There is really only one method used to make true Champagne, and in French it's known as 'méthode champenoise'. This method lets the wine naturally ferment inside the bottle, whereas other methods, such as the Charmat process popular in Italy, uses large vats that can withstand the pressure build up of the fermentation stage. The bubbles found in Champagne, as is also the case with sparkling wines, come from carbon dioxide, and was once viewed as an undesirable trait in wine. In fact, Dom Perignon, the man largely attributed for inventing champagne, was charged by his superiors in the Abbey of Hautvillers to try and rid the bubbles from the wine.
Champagne was often cloudy in appearance, due to the left over dead yeast particles known as 'lees', until Madame Clicquot pioneered a technique known as riddling in 1816. Riddling is a process of turning the bottles and tilting them at an increasing angle to encourage the lees to the top of the bottle, after which time the settled lees and the cork is frozen. The cork and lees are removed in a process known as disengagement, which is a highly skilled process that must minimise the removal of wine. Then, a combination of sugar and extra wine, as well as sulfur dioxide for preserving, is added before the final cork is inserted.
According to French law, non-vintage Champagne must be aged for a minimum of 1.5 years. When an exceptional vintage is declared, the minimum is extended to three years, although many wine makers often extend this between 6-8 years. Some Champagne makers only produce champagne from certain grape harvests.
The grape varieties used in Champagne are typically a blend of Chardonnay, Pinot noir and Pinot Meunier. Unlike the grape harvests used for other wines, Champagne grapes are picked earlier, when there is less sugar present. Many harvests are still picked by hand, as great care has to be taken to minimise grape skin damage, which affects the wine.

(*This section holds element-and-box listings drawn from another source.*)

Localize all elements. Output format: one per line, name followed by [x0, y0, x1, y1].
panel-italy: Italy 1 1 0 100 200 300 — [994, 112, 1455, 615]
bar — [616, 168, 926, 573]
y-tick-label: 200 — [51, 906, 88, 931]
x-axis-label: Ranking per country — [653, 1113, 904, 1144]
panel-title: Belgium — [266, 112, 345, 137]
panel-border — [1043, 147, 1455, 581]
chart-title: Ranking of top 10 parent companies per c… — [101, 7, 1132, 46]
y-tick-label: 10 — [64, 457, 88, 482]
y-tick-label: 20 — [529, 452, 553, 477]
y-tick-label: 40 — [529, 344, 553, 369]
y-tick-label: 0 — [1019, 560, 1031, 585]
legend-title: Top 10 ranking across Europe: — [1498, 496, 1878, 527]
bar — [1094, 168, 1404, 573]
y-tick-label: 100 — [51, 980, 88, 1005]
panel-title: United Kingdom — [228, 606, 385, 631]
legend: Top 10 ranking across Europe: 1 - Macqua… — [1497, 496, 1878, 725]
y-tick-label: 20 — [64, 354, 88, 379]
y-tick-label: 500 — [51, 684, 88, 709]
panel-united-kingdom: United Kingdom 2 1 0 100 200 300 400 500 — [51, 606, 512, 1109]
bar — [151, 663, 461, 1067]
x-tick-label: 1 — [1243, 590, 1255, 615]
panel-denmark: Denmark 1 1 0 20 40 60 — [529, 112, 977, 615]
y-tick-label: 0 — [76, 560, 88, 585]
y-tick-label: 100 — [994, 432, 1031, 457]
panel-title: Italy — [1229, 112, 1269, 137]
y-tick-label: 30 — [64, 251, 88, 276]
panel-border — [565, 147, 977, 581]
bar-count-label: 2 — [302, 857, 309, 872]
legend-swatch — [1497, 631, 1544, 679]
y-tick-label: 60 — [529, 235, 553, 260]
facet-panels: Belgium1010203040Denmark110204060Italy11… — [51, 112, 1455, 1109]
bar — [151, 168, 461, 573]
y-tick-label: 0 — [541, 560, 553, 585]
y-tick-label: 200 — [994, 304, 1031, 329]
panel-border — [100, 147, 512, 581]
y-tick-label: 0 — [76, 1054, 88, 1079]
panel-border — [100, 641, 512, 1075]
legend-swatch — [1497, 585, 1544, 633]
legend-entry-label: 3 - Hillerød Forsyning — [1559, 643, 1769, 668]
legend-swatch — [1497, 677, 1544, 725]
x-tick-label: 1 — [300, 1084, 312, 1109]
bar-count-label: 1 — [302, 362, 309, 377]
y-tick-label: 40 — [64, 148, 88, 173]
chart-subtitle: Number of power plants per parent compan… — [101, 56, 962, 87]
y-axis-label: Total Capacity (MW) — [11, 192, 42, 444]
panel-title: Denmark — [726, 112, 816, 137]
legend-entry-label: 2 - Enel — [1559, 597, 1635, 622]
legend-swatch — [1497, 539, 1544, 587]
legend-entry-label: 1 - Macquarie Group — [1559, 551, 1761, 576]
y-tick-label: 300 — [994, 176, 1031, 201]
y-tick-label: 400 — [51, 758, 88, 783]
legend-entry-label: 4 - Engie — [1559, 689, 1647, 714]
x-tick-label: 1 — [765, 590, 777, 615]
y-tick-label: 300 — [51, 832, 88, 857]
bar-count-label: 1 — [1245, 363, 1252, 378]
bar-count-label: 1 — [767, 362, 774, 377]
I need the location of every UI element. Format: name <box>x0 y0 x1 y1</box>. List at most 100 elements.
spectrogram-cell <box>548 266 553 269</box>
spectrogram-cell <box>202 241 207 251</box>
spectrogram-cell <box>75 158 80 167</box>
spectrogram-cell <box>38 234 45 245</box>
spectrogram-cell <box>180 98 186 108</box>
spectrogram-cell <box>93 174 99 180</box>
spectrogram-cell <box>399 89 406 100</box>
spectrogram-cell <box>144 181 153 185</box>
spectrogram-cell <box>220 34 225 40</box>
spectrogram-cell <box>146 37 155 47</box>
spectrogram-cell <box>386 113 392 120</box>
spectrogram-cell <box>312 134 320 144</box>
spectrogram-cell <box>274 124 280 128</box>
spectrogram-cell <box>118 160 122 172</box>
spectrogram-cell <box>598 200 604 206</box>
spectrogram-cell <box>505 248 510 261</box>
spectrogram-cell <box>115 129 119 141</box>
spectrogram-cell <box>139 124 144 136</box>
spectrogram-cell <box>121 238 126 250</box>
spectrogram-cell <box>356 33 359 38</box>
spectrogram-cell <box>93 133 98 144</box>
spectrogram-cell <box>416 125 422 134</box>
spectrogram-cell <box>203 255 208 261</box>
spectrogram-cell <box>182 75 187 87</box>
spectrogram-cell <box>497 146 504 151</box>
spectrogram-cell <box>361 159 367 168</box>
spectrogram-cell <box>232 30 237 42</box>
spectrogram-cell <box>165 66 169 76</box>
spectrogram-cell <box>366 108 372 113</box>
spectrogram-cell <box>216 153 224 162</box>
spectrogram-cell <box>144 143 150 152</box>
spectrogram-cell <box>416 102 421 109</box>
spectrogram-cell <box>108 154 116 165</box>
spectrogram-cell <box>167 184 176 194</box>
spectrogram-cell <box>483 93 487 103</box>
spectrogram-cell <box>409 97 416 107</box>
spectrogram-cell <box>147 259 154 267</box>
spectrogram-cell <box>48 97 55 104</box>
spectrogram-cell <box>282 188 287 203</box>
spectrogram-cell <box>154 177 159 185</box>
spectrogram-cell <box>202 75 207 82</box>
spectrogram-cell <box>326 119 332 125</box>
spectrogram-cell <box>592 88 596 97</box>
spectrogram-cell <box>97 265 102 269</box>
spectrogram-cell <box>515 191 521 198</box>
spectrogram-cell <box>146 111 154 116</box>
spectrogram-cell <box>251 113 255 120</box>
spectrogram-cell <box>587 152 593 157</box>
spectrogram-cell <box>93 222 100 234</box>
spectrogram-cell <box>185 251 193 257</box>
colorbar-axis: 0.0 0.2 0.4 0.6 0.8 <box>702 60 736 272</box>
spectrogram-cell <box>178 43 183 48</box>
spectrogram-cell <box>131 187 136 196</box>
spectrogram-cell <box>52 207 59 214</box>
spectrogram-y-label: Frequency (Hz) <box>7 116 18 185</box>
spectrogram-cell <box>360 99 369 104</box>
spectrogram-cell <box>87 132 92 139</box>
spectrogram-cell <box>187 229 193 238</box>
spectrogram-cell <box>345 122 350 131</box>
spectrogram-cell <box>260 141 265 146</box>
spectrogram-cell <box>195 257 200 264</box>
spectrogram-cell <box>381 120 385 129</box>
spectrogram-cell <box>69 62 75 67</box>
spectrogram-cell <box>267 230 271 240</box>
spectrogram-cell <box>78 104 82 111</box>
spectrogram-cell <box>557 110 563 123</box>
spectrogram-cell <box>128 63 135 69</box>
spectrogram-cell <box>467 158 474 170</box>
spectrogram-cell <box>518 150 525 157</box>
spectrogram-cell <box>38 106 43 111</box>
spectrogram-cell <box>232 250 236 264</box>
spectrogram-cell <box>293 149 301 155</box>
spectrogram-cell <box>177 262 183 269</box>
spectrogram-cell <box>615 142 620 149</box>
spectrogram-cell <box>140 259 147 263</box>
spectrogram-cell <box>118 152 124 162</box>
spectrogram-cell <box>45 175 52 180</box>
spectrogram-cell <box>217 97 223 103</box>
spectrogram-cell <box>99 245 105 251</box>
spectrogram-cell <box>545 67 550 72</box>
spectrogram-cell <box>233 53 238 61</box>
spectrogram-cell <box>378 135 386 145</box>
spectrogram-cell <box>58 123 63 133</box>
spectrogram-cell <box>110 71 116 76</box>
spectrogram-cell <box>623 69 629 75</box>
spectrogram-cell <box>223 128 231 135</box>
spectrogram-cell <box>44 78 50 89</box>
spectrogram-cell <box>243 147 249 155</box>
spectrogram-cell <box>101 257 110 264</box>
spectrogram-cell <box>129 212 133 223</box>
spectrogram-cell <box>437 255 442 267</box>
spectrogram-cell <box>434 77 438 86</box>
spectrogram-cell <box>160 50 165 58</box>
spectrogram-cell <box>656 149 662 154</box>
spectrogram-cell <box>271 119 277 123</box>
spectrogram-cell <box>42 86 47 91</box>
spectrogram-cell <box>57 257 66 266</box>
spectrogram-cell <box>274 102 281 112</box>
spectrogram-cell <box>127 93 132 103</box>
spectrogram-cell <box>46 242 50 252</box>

The term 'sparkling wine' is used to describe almost any other carbonated wine produced outside the Champagne region, and can be created using a method similar to méthode champenoise, the Charmat process or the transfer method. This last method follows méthode champenoise in that it goes through a primary fermentation process in the bottle, after which it is transferred to a large vat where it is filtered. This method also allows wine makers more control over blending, which can create a wine of greater complexity. Another method commonly used for cheaper sparkling wines involves a direct carbon dioxide injection, which is illegal in France.
Many sparkling wines, as with Champagne, are created from grapes grown in cold climates. In Australia, the cold climate wines of Tasmania are becoming increasingly well known throughout the world, and Australia's sparkling Shiraz is also fast growing in popularity.